Actually, this graduate has more going for her than she realizes. First of all, she needs to focus on where she is headed, career-wise. Do her college courses point her in the right direction? She can do a resume that shows her overall objective, followed by a summary of her skills and relevant courses, to show potential employers she knows her stuff. She should be sure to include her undergraduate degree and overall GPA (as long as it's above 3.0), and her GPA in her major, which should be significantly higher than the overall GPA.
There are plenty of items she could place on her resume, including her academic major (if it's relevant to where she wants to go), relevant coursework, academic honors, scholarship, co-op or internship, special projects, extracurricular activities... "What she learned while in college" could probably fill the resume if she thinks long and hard about it.
And she should not be so quick to belittle her experience working at fast-food outlets. Many such chains provide excellent managerial training for their staff, realizing that it's in their best interest to do so. More than likely, she learned the value of working with a team, of being in charge of a group of diverse people, of providing outstanding customer service; she may even have been selected to attend the chain's management training school.
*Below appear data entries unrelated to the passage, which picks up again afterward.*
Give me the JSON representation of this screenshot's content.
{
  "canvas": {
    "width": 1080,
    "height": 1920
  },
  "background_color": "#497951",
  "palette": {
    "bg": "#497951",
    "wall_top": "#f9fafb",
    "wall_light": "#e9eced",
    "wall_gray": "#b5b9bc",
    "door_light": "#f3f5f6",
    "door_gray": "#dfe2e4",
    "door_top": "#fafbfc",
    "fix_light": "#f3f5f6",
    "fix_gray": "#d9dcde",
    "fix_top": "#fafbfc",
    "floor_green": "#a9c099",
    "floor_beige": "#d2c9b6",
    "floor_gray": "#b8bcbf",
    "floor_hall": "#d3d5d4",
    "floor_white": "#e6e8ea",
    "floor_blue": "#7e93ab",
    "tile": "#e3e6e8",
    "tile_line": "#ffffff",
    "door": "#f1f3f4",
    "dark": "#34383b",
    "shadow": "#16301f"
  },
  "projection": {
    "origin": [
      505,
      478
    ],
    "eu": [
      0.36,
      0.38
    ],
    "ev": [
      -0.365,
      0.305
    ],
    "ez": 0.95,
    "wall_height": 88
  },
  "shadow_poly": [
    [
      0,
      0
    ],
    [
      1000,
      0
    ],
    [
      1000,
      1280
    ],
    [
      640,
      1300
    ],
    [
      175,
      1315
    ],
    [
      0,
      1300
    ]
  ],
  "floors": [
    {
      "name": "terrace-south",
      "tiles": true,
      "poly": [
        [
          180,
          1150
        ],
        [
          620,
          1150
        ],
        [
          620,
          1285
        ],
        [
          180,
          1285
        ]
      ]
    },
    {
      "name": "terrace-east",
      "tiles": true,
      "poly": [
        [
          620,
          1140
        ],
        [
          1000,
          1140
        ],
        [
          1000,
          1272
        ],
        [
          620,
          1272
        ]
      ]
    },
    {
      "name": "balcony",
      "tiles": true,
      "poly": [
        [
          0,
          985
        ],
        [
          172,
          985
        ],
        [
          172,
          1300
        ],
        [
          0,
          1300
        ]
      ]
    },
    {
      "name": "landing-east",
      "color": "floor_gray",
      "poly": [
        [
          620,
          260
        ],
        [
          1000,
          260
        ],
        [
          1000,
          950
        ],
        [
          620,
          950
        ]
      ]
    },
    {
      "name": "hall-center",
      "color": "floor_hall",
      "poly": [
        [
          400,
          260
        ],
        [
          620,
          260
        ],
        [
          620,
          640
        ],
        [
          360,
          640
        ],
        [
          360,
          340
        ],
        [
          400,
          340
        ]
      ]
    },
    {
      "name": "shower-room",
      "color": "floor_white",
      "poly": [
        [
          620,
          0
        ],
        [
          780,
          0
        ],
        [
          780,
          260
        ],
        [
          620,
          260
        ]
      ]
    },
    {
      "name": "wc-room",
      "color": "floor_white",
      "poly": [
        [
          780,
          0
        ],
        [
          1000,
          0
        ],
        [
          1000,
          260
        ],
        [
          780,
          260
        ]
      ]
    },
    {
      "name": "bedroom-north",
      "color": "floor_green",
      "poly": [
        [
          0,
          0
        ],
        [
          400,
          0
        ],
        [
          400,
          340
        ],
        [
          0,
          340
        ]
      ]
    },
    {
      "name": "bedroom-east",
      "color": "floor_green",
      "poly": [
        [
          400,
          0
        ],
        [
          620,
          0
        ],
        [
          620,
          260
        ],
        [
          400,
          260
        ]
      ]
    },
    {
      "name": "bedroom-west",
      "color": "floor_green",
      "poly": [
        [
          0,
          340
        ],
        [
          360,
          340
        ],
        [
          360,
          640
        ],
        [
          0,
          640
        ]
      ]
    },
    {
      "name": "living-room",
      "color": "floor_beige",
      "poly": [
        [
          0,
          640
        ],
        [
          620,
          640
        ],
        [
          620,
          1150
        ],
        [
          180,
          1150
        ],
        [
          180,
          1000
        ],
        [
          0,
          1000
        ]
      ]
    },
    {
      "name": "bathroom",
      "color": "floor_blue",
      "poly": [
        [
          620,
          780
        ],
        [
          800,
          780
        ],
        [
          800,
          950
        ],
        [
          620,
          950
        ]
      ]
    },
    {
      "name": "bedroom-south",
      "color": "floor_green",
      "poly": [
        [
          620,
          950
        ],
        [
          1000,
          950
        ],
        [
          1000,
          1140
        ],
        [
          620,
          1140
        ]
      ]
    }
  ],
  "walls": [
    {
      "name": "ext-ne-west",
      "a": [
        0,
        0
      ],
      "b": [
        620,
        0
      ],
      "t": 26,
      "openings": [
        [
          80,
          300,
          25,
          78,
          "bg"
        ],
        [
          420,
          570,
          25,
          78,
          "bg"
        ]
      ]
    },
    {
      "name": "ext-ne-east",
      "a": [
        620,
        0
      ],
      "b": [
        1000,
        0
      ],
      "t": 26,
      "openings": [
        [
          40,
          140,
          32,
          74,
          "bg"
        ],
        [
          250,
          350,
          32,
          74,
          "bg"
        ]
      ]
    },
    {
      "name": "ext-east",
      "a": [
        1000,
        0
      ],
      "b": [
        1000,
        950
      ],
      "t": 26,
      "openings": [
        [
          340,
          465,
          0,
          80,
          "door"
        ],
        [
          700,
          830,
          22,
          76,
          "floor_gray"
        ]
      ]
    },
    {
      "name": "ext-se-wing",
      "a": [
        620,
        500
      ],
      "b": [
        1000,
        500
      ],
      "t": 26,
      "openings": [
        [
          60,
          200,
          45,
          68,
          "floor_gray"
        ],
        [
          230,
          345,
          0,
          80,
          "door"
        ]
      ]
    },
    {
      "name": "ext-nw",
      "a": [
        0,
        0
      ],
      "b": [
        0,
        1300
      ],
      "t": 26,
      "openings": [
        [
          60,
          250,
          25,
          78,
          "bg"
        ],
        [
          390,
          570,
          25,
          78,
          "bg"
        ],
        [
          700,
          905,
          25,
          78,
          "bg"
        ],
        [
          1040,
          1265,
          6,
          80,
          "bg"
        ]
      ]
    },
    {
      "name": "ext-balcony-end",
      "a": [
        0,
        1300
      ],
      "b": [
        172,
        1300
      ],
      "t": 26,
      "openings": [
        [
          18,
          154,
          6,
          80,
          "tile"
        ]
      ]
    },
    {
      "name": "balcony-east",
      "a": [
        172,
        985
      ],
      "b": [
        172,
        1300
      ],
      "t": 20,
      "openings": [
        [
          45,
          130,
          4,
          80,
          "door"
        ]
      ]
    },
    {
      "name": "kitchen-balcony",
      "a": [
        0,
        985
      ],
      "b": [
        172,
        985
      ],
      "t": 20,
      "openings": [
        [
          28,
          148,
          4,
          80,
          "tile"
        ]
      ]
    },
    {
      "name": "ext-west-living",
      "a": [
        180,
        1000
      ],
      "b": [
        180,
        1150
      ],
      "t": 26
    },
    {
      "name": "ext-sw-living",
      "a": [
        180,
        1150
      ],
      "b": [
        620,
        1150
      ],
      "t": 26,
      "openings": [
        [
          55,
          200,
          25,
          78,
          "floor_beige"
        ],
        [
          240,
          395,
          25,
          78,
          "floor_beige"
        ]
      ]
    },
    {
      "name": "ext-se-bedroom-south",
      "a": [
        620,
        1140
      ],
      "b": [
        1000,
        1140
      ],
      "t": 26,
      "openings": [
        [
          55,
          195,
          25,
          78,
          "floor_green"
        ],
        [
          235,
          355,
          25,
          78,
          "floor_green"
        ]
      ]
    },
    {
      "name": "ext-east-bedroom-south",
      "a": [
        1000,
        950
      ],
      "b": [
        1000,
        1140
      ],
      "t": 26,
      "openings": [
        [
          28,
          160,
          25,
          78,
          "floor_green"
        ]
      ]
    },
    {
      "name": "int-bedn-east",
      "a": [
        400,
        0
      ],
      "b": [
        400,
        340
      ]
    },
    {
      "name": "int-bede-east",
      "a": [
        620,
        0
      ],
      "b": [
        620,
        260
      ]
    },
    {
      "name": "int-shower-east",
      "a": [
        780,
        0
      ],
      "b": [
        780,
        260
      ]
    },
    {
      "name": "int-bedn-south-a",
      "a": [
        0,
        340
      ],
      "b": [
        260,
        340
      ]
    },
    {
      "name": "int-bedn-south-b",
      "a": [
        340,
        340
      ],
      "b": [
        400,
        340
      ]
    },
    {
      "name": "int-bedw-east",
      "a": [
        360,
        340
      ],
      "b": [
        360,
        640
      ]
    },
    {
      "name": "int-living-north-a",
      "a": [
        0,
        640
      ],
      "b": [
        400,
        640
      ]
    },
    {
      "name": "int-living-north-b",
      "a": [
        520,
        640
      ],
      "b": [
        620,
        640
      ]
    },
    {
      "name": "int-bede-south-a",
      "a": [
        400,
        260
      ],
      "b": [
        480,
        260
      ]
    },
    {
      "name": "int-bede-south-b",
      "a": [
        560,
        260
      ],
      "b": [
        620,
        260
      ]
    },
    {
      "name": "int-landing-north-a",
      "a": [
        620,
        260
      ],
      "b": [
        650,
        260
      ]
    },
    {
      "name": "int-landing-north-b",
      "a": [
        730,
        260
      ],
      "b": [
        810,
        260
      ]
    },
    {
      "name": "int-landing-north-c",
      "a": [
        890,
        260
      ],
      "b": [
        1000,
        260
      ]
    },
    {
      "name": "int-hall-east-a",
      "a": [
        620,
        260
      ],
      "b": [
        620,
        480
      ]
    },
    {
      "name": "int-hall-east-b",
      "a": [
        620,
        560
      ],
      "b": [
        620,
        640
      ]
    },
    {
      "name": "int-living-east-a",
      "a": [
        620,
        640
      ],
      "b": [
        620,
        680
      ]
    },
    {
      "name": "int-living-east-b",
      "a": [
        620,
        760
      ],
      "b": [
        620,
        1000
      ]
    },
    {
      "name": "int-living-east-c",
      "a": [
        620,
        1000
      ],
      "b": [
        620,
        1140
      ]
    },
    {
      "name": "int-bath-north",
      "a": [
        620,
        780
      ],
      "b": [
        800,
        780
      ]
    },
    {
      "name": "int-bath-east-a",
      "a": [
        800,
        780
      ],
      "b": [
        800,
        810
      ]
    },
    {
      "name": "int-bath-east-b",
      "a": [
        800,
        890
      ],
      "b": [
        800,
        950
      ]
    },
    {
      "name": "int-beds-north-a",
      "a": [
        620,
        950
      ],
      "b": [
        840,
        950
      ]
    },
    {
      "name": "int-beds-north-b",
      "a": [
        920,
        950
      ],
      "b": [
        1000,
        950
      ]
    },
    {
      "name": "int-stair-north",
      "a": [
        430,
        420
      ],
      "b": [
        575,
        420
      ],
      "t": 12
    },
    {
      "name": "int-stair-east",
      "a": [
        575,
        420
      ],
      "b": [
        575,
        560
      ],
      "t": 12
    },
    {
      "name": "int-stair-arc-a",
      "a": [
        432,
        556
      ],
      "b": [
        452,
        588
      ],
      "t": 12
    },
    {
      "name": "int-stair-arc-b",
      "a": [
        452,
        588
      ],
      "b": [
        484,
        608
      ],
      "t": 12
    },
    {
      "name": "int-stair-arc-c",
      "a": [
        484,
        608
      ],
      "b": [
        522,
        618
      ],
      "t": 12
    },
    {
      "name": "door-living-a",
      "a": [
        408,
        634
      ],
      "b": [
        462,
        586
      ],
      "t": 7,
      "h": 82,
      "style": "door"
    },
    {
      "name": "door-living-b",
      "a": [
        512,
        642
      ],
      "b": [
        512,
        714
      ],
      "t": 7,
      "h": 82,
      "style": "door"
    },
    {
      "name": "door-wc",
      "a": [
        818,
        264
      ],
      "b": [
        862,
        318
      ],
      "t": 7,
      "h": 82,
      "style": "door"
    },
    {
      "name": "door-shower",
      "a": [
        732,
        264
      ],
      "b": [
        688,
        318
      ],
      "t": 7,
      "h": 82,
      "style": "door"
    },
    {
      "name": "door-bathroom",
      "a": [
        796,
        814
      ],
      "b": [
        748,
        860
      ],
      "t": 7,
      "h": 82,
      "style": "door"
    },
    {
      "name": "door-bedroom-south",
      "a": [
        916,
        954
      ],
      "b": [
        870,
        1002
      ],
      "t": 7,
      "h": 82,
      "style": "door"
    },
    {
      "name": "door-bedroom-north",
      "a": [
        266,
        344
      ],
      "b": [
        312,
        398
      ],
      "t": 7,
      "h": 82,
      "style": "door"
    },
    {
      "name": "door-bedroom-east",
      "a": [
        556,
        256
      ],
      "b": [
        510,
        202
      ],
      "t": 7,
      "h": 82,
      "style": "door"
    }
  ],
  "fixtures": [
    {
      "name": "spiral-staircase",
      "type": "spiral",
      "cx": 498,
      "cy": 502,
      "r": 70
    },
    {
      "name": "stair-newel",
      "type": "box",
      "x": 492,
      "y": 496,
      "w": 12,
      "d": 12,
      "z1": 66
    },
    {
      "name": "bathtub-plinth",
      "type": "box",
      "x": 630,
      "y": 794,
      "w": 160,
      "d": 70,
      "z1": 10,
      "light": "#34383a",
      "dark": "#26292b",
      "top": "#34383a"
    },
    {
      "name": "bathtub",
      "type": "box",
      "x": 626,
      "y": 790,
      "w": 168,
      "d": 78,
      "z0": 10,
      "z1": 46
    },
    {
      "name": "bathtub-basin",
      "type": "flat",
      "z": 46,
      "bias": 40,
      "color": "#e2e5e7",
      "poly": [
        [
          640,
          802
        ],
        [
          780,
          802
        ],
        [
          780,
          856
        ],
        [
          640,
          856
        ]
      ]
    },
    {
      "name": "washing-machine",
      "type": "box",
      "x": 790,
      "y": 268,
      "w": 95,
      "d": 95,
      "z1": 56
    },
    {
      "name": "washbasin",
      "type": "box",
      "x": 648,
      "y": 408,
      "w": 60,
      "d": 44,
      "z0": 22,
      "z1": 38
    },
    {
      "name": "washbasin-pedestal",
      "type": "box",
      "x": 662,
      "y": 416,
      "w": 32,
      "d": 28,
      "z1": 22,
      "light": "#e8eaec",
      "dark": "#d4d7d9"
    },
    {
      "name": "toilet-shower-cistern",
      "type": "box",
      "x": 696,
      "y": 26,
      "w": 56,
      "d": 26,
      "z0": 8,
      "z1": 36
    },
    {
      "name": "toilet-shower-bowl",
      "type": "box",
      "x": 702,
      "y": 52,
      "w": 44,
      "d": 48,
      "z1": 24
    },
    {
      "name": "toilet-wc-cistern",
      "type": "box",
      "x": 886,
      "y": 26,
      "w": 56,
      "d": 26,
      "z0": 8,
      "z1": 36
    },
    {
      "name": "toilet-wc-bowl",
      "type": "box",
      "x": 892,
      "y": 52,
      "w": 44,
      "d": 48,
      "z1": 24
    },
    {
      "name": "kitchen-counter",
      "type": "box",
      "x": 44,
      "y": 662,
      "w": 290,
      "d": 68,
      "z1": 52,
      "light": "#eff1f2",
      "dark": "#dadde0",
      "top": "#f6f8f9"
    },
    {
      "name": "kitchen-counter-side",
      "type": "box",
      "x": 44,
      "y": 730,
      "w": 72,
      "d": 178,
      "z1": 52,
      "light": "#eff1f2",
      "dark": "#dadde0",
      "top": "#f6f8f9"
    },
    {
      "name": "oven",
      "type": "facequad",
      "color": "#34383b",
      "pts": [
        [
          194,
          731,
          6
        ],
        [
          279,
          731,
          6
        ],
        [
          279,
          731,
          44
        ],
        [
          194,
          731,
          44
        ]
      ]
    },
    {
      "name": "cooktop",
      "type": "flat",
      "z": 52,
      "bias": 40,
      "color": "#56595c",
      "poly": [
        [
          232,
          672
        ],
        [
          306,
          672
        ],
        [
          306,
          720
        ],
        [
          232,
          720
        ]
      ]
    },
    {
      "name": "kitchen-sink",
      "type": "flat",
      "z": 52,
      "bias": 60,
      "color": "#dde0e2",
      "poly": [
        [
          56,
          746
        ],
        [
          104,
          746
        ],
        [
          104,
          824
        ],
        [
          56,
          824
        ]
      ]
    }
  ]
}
In my own career, I managed a convenience store (too long ago to put on a resume now). The experience taught me how to balance cash receipts, how to multi-task (in the form of slicing lunch meat, performing the cash balance, and working a cash register), how to deal with customers in the most diplomatic way possible, and how to direct a group of part-time workers, molding these diverse personalities into a cohesive team all working toward a common goal. I certainly mentioned that experience on my resume back when it was more relevant.
There are also plenty of external resources available, including a great book by my good friend Louise Kursmark, called "Best Resumes for College Students and New Grads." Check it out, and for Pete's sake, recent students, don't just throw your hands up and decide you have nothing to offer an employer!